In 1945, at 17, Temple married John Agar, an Air Force sergeant and the brother of one of her classmates. He became an actor, and they appeared together in “Fort Apache” (1948) and “Adventure in Baltimore” (1949). They had a daughter, Susan, before Temple filed for divorce in 1949.
In 1950, after Temple had declined numerous film offers, MCA Inc. dropped her as a client.
“Stars drop agents, not vice versa,” Temple told MCA President Lew Wasserman in a meeting, according to her memoir.
She said Wasserman replied, “You’re through. Washed up.”
Temple was already beginning the next phase of life. On vacation in Hawaii months earlier, she had met Charles Black, a wealthy California native who ran a pineapple business and was unfamiliar with her films or fame.
“It was very refreshing to me -- a handsome guy who wasn’t interested in Hollywood or anything about it,” she said.

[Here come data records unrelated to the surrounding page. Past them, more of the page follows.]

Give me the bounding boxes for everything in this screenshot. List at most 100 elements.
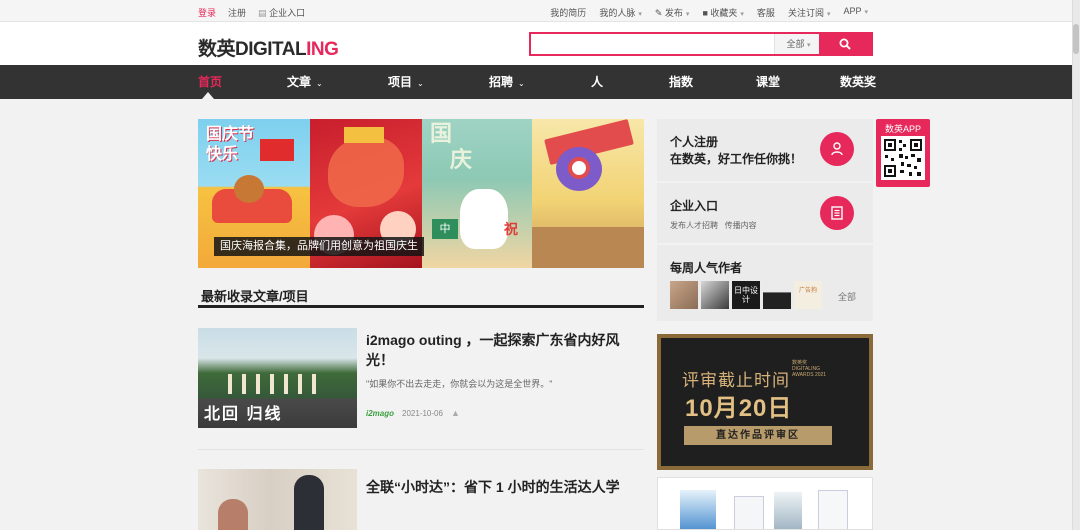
app-download-float[interactable]: 数英APP [876,119,930,187]
banner-poster-3-text: 国庆 [430,121,472,173]
personal-register-card[interactable]: 个人注册 在数英，好工作任你挑！ [657,119,873,181]
main-nav: 首页 文章 ⌄ 项目 ⌄ 招聘 ⌄ 人 指数 课堂 数英奖 [0,65,1072,99]
avatar[interactable]: 广告狗 [794,281,822,309]
search-input[interactable] [531,34,773,54]
pencil-icon: ✎ [654,8,663,18]
favorites-label: 收藏夹 [710,8,738,18]
app-label: APP [843,6,862,16]
award-review-button[interactable]: 直达作品评审区 [684,426,832,445]
chevron-down-icon: ⌄ [417,79,424,88]
book-ad-banner[interactable] [657,477,873,530]
resume-link[interactable]: 我的简历 [550,6,586,19]
nav-item-jobs-label: 招聘 [489,75,514,89]
subscribe-menu[interactable]: 关注订阅 ▾ [788,6,831,19]
article-title[interactable]: i2mago outing ，一起探索广东省内好风光！ [366,330,634,370]
eye-shape [568,157,590,179]
nav-item-articles[interactable]: 文章 ⌄ [287,65,323,99]
register-link[interactable]: 注册 [228,6,246,19]
thumb-road-text: 北回 归线 [204,406,283,423]
folder-icon: ■ [702,8,708,18]
search-scope-select[interactable]: 全部 ▾ [774,34,822,54]
wall-shape [532,227,644,268]
enterprise-sub-2: 传播内容 [724,221,757,230]
nav-item-people[interactable]: 人 [591,65,603,99]
chevron-down-icon: ▾ [740,11,744,18]
nav-item-jobs[interactable]: 招聘 ⌄ [489,65,525,99]
top-bar: 登录 注册 ▤ 企业入口 我的简历 我的人脉 ▾ ✎ 发布 ▾ ■ 收藏夹 ▾ 客服 … [0,0,1080,22]
nav-item-projects[interactable]: 项目 ⌄ [388,65,424,99]
article-card[interactable]: 北回 归线 i2mago outing ，一起探索广东省内好风光！ "如果你不出… [198,328,644,428]
banner-caption[interactable]: 国庆海报合集，品牌们用创意为祖国庆生 [214,237,424,256]
nav-item-awards[interactable]: 数英奖 [840,65,876,99]
poster-text-1: 国庆节 [206,126,255,143]
book-cover [774,492,802,529]
subscribe-label: 关注订阅 [787,8,824,18]
login-link[interactable]: 登录 [198,6,216,19]
article-date: 2021-10-06 [402,408,443,418]
publish-menu[interactable]: ✎ 发布 ▾ [655,6,690,19]
character-shape [460,189,508,249]
banner-poster-1-text: 国庆节 快乐 [206,125,254,165]
article-meta: i2mago 2021-10-06 ▲ [366,408,460,418]
nav-item-classroom[interactable]: 课堂 [756,65,780,99]
award-deadline-date: 10月20日 [685,395,793,422]
banner-carousel[interactable]: 国庆节 快乐 国庆 中 祝 国庆海报合集，品牌们用创意为祖国庆生 [198,119,644,268]
poster-text-5: 中 [439,223,451,235]
connections-menu[interactable]: 我的人脉 ▾ [599,6,642,19]
avatar[interactable] [670,281,698,309]
connections-label: 我的人脉 [599,8,636,18]
logo-main-text: 数英DIGITAL [198,39,307,60]
favorites-menu[interactable]: ■ 收藏夹 ▾ [702,6,743,19]
avatar[interactable] [701,281,729,309]
scrollbar-thumb[interactable] [1073,24,1079,54]
nav-item-index[interactable]: 指数 [669,65,693,99]
poster-text-6: 祝 [504,221,518,237]
article-title[interactable]: 全联“小时达”：省下 1 小时的生活达人学 [366,477,634,497]
search-scope-label: 全部 [786,39,805,49]
enterprise-link-label: 企业入口 [269,8,306,18]
nav-item-projects-label: 项目 [388,75,413,89]
enterprise-link[interactable]: ▤ 企业入口 [258,6,305,19]
award-badge: 数英奖 DIGITALING AWARDS 2021 [792,360,827,378]
article-thumbnail[interactable] [198,469,357,530]
support-link[interactable]: 客服 [757,6,775,19]
avatar-text: 广告狗 [798,288,817,294]
article-divider [198,449,644,450]
app-menu[interactable]: APP ▾ [843,6,868,19]
enterprise-card[interactable]: 企业入口 发布人才招聘 传播内容 [657,183,873,243]
personal-register-subtitle: 在数英，好工作任你挑！ [670,152,803,166]
site-logo[interactable]: 数英DIGITALING [198,34,339,61]
chevron-down-icon: ▾ [685,11,690,18]
avatar-text: 日中设计 [734,286,758,304]
weekly-authors-card: 每周人气作者 日中设计 广告狗 全部 [657,245,873,321]
logo-accent-text: ING [306,39,339,60]
section-title-latest: 最新收录文章/项目 [198,286,644,308]
award-banner[interactable]: 数英奖 DIGITALING AWARDS 2021 评审截止时间 10月20日… [657,334,873,470]
scrollbar[interactable] [1072,0,1080,530]
enterprise-title: 企业入口 [670,199,719,213]
chevron-down-icon: ⌄ [518,79,525,88]
article-card[interactable]: 全联“小时达”：省下 1 小时的生活达人学 [198,469,644,530]
chevron-down-icon: ▾ [807,42,811,49]
thumb-people [228,374,318,394]
search-box: 全部 ▾ [529,32,873,56]
bear-shape [234,175,264,203]
publish-label: 发布 [664,8,683,18]
avatar[interactable] [763,281,791,309]
enterprise-sub: 发布人才招聘 传播内容 [670,220,757,231]
enterprise-sub-1: 发布人才招聘 [670,221,718,230]
all-authors-link[interactable]: 全部 [838,290,856,303]
nav-item-articles-label: 文章 [287,75,312,89]
personal-register-title: 个人注册 [670,135,719,149]
article-source[interactable]: i2mago [366,409,394,418]
article-desc: "如果你不出去走走，你就会以为这是全世界。" [366,379,553,389]
top-bar-left: 登录 注册 ▤ 企业入口 [198,6,305,19]
thumbs-up-icon[interactable]: ▲ [451,408,460,418]
avatar[interactable]: 日中设计 [732,281,760,309]
poster-3-seal: 祝 [504,219,518,239]
nav-active-pointer [202,92,214,99]
gate-shape [344,127,384,143]
search-button[interactable] [819,34,871,54]
article-thumbnail[interactable]: 北回 归线 [198,328,357,428]
document-icon [820,196,854,230]
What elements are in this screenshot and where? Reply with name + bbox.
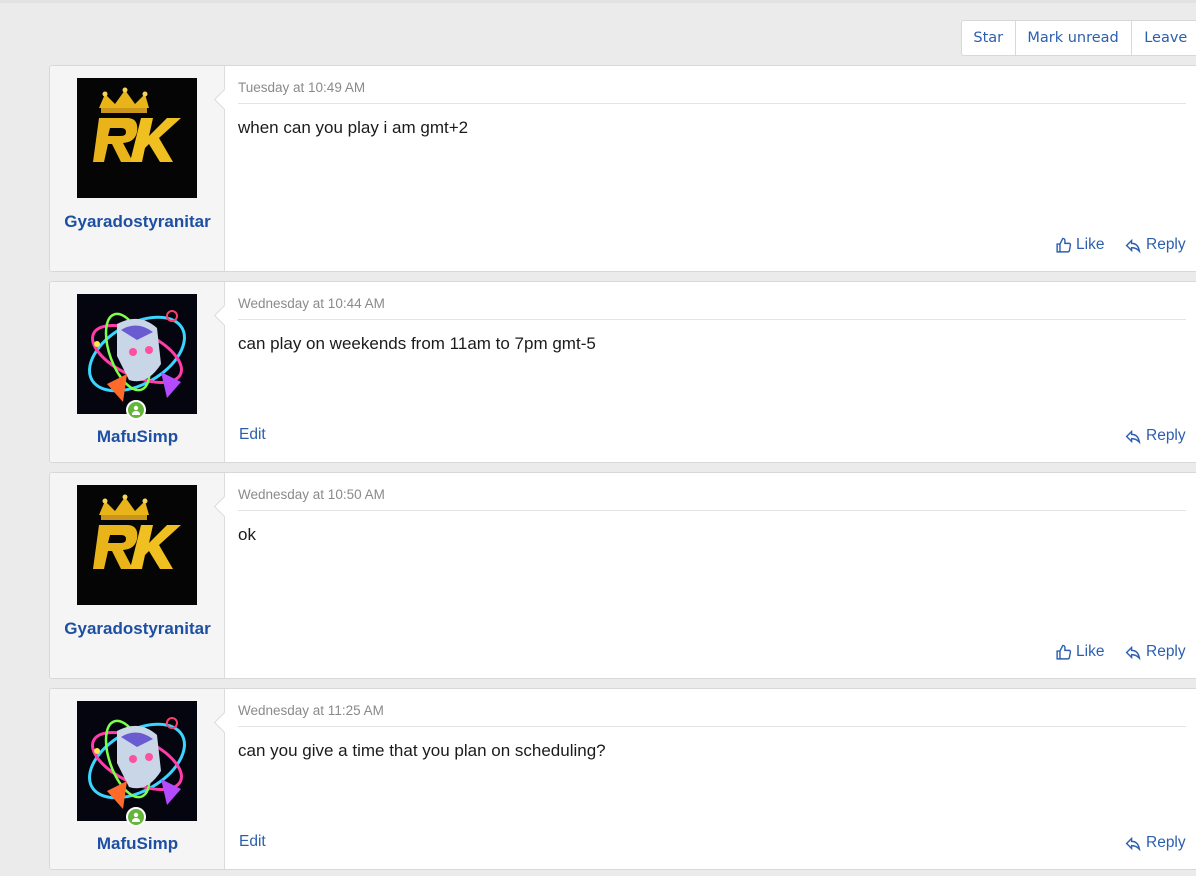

They married in December 1950, and she became Shirley Temple Black. They had a son, Charles Jr., and a daughter, Lori. Black made a brief comeback on television with “Shirley Temple’s Storybook” from 1958 to 1961.
In 1967, she ran as a Republican candidate in a special election for Congress in her California district. She finished second in a field of 11.
In 1969, President Richard Nixon appointed her U.S. delegate to the United Nations. President Gerald Ford in 1974 named her U.S. ambassador to Ghana and, later, the first woman to be U.S. chief of protocol at the State Department. Under Ronald Reagan -- her co-star in “That Hagen Girl” (1947) -- she ran seminars for diplomats. In 1989, President George H.W. Bush named her U.S. ambassador to Czechoslovakia, where she witnessed the country’s transition to democracy.
Black was a longtime advocate of research and treatment for multiple sclerosis, which afflicted her older brother, George. He died in 1996. Her oldest brother, Jack, died in 1985.
After breast cancer and a mastectomy in 1972, Black held a news conference in her hospital room to encourage women not to “sit home and be afraid” if they discover a lump.
In 1985, the Academy of Motion Picture Arts and Sciences awarded Black a full-size Oscar to complement the miniature one she received at 6. The Screen Actors Guild honored her “most remarkable life” with a lifetime achievement award in 2006. Black’s survivors include her children Susan Falaschi, Charlie Black Jr., Lori Black, a granddaughter and two great granddaughters.